FAO : 11 pays africains d'accord pour renforcer l'éducation dans les zones rurales

9 septembre 2005

Au terme d'une conférence sur l'éducation des populations rurales, organisée par l'agence des Nations Unies pour l'agriculture à Addis-Abeba, les ministres de 11 pays africains sont tombés d'accord pour renforcer, d'un commun effort, l'éducation dans les zones rurales, clé pour atteindre les objectifs du Millénaire pour le développement.

« En renforçant, dans le cadre d'un effort commun, l'éducation pour les populations rurales, les leaders africains seront, en fait, en train de combattre, dans le même temps, l'insécurité alimentaire et la pauvreté dans les zones rurales », a déclaré Marcela Villarreal qui dirige la division de la parité homme-femme et de la population, dans un communiqué, publié aujourd'hui à Addis-Abeba par l'Organisation des Nations Unies pour l'agriculture et l'alimentation (FAO).

Plus de 70 % de la population totale de l'Afrique subsaharienne vit en zones rurales et, selon les projections, ce pourcentage devrait rester élevé au cours des prochaines années (58 % en 2030).
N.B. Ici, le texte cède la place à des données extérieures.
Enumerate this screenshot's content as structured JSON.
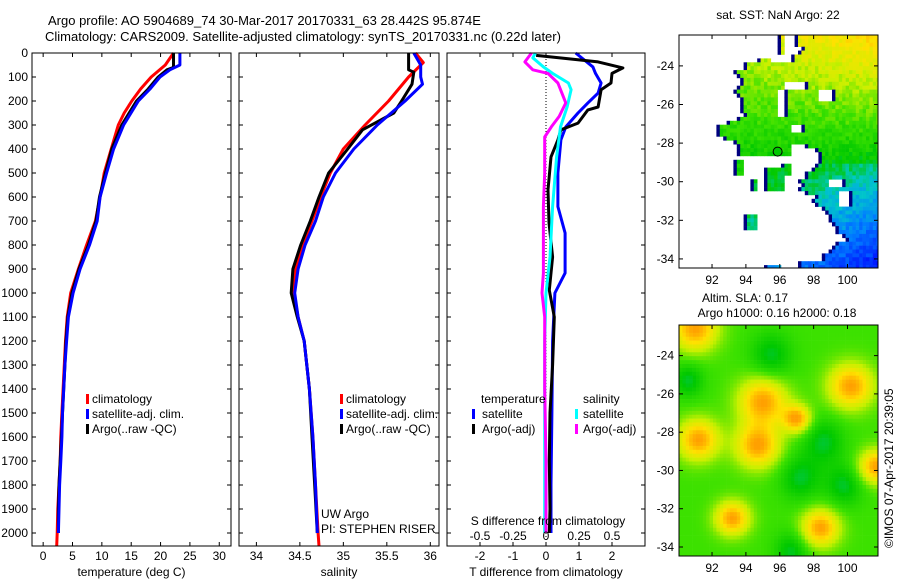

« L'éducation pour les populations rurales est une priorité stratégique pour la lutte de l'Afrique subsaharienne contre la pauvreté extrême, la faim, la malnutrition et l'analphabétisme », souligne le communiqué final adopté par les ministres africains.

Les ministres de l'éducation, de l'agriculture, de la pêche et du développement rural de 11 pays - Afrique du Sud, Burkina Faso, Ethiopie, Guinée, Kenya, Madagascar, Mozambique, Niger, Ouganda, Sénégal, Tanzanie – ont participé à cette conférence de trois jours dans la capitale éthiopienne.

Pour 100 enfants urbains qui ont accès à l'éducation primaire, seulement 68 ont le même accès en zone rurale et pour 100 enfants en zone urbaine ayant achevé le cycle de l'école primaire, seulement 46 ont fait de même en zone rurale.

« Ces inégalités dans le domaine de l'éducation menacent directement le développement durable en région subsaharienne. Les stratégies de sécurité alimentaire et de réduction de la pauvreté dépendent directement de notre capacité à faciliter l'accès des enfants ruraux à une éducation primaire de qualité », affirme le communiqué final.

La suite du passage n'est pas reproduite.